Esses dois dias de cuidados especiais estão sendo oferecidos pela Sejuc em parceria com a Igreja Universal, seguindo todos os protocolos de segurança sanitária em razão da pandemia de covid-19.

“Estão sendo ofertados nesta ação serviços de beleza, dentre os quais, limpeza de pele, manicure e pedicure, corte de cabelo, hidratação, além de aferição de pressão. Tudo dentro dos protocolos contra a covid-19. Então está sendo um momento bem valioso para a Cadeia Feminina”, ressaltou a diretora do Departamento do Sistema Penitenciário (Desipe), Michelly Fernandes.

O pastor José Uilquer Rocha disse que a Igreja é uma parceira nessa atividade há quatro anos.

“Ao longo de quatro anos, estamos fazendo esse trabalho em parceria com a Sejuc (Secretaria de Justiça e Cidadania), com a finalidade de ressocialização. Trabalhamos com as duas mãos, porque é um trabalho espiritual, da fé, de conscientização. Estamos aqui ajudando a trazer mais leveza e alegria, um pouco de esperança e amor para essas mulheres que tanto precisam”, disse o pastor.

A reeducanda Thalia Horana, com as unhas já pintadas,  estava se preparando para uma limpeza de pele. Satisfeita com o dia que está vivendo dentro da unidade, ela expressou gratidão.

“Estou achando maravilhoso. Tudo o que está acontecendo é muito especial. Muitas coisas mudaram por aqui. Essa ação nos deixa ainda mais animadas. Estamos aprendendo muitas coisas e, quando eu sair daqui, quero trabalhar, viver uma vida melhor e abrir meu salão, porque eu já trabalhava em salão e não quero desistir. Vou levantar a cabeça e prosseguir”, afirmou.

COSTURANDO RECOMEÇOS

Além de ações sociais, o Desip desenvolve na Cadeia Pública Feminina, desde o dia 5 de setembro, o projeto Costurando Recomeços, que trabalha com a produção de bonecas de pano, com a finalidade de promover a reinserção social das reeducandas.

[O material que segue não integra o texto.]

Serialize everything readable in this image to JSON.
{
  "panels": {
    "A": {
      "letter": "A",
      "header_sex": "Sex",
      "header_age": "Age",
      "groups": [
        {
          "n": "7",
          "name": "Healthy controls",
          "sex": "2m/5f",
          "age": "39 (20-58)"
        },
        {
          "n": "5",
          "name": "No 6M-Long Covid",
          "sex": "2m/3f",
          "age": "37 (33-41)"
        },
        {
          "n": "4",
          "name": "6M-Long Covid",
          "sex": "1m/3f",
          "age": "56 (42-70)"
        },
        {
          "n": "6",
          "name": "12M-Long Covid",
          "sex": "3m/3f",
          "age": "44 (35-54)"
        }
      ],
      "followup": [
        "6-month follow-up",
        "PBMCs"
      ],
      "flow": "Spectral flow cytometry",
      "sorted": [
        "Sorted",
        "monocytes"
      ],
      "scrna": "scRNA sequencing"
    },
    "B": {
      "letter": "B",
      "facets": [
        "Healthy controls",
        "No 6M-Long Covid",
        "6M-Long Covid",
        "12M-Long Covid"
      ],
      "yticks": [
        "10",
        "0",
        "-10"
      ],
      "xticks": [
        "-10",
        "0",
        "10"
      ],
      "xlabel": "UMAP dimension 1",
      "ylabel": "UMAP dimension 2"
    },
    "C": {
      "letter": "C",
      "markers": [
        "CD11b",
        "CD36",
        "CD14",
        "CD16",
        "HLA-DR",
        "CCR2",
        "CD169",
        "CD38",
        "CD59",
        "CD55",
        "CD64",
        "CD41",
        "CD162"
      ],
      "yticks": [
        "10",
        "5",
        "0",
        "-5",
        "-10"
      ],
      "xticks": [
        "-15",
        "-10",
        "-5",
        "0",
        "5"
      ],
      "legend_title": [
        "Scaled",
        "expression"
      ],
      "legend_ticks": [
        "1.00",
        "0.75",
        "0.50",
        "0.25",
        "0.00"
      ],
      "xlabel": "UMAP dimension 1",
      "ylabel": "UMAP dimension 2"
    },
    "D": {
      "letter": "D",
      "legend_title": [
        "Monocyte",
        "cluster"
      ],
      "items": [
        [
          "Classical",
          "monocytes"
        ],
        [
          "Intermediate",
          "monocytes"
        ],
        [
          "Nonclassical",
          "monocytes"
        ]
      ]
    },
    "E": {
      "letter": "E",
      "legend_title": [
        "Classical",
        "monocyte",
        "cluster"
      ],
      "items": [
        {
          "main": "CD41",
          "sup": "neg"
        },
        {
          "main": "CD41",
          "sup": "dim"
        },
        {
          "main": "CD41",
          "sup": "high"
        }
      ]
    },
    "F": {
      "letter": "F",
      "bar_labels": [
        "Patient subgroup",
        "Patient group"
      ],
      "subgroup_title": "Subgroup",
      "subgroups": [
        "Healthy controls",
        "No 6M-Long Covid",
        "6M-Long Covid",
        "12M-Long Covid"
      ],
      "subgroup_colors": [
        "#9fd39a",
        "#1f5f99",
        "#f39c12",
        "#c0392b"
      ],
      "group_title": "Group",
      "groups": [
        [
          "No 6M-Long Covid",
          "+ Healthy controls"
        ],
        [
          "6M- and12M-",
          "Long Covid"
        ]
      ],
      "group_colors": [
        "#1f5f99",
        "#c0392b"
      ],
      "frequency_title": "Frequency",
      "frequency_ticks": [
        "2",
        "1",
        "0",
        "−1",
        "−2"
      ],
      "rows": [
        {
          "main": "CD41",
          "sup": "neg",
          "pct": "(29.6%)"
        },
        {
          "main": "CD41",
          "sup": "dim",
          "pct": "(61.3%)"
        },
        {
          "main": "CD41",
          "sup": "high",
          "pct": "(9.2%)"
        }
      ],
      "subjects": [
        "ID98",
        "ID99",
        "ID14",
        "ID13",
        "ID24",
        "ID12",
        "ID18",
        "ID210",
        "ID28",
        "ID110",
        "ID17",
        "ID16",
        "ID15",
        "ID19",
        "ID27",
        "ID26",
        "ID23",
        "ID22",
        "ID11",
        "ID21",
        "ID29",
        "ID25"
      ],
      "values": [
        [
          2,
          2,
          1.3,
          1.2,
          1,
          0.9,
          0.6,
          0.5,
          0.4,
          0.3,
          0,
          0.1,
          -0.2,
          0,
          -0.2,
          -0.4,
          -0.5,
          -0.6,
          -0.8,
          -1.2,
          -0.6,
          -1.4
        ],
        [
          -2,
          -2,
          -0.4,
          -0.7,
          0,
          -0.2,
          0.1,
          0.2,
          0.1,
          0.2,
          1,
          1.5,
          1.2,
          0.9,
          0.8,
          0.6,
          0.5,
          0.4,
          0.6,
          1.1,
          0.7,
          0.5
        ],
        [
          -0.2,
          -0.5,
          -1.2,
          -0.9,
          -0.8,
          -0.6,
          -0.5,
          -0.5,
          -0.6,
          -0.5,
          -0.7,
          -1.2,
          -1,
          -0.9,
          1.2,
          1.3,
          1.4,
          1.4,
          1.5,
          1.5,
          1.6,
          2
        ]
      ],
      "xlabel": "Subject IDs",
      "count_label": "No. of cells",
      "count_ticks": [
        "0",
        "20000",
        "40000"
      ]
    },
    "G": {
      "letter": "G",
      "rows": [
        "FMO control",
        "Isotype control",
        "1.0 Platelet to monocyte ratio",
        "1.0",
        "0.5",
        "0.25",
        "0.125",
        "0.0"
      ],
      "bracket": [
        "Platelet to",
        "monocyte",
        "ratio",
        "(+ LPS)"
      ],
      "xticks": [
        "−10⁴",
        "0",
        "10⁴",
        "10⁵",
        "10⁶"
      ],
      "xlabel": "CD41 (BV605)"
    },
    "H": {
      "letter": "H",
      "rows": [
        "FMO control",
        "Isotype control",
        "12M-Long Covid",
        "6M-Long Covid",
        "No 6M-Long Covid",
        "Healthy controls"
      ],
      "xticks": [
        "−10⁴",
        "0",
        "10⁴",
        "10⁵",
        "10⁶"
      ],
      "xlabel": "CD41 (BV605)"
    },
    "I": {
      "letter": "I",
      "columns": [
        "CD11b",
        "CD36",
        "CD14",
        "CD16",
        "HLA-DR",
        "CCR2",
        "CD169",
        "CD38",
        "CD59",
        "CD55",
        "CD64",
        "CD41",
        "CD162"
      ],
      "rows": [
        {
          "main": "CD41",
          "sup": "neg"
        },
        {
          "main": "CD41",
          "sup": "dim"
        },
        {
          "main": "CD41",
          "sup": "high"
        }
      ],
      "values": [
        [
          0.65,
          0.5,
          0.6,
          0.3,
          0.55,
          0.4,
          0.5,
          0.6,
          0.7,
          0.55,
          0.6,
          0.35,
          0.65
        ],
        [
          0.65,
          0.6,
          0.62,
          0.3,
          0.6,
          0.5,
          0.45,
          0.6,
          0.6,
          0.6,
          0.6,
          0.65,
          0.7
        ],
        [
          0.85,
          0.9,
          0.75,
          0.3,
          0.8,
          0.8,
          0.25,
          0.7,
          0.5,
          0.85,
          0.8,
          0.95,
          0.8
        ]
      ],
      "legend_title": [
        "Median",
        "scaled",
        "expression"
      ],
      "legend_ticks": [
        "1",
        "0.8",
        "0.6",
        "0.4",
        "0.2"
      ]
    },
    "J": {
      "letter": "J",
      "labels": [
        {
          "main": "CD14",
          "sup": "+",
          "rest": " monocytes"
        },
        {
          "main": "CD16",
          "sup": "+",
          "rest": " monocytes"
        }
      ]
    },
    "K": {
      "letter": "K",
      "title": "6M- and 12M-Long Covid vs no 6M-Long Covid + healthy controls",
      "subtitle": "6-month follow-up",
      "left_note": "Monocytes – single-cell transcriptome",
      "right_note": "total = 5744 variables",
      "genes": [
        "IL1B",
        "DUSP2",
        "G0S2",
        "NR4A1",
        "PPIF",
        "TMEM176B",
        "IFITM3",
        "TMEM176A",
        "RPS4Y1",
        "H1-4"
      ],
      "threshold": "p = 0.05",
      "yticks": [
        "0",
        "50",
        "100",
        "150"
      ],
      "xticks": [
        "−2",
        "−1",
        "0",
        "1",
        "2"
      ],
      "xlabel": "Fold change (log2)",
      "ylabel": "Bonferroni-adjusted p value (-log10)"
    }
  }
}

A diretora da Cadeia Feminina, Josilene Mourão, explicou que o projeto tem o objetivo de ensinar um ofício para que as internas, quando saírem, saibam desenvolver alguma atividade.

“Vamos organizar um evento na Secretaria de Justiça e Cidadania para fazer a venda dessas bonecas.  O dinheiro será para reinvestir no projeto, comprar tecidos, enchimentos e adquirir coisas que estejam precisando dentro da unidade. Estamos tentando recomeçar a vida dessas mulheres.  Futuramente, elas podem levar esse aprendizado de confecção de bonecas para fora da unidade. Isso ajudará na inserção delas no mercado de trabalho”, disse a diretora.

O primeiro módulo do projeto vai até dezembro. A ideia é que essa produção inicial seja comercializada na comunidade e todo o recurso vai ser aplicado na ampliação do projeto.

“Elas fazem a elaboração do trabalho que são bonecas e bonecos e vão ganhar remição da pena. Quando saírem, terão um curso profissionalizante para se inserir na sociedade novamente. Vamos vender essa primeira produção para continuar sustentando o projeto e queremos apresentar para toda a comunidade para que venha nos apoiar”, disse uma das instrutoras do Costurando Recomeços, Rebeca Ribeiro.

A reeducanda Nina Moreira acredita que o projeto vai ser bom para sua vida quando estiver em liberdade. “O Costurando Recomeços é um futuro promissor para todas nós. Nesse momento, eu gostaria de pedir a ajuda da comunidade para que adquira os produtos. Assim, a gente pode dar continuidade ao projeto que está sendo eficaz para todas nós, não somente com a nossa ressocialização, mas também nos dando a oportunidade de remir nossas penas e também nos tirando da ociosidade”, falou.

Nina ressaltou que a perspectiva é ter um futuro melhor e ser inserida na sociedade com oportunidade de emprego. “Esse é o nosso objetivo alcançar essa meta de sair daqui e conseguir vencer com inclusão no mercado de trabalho”.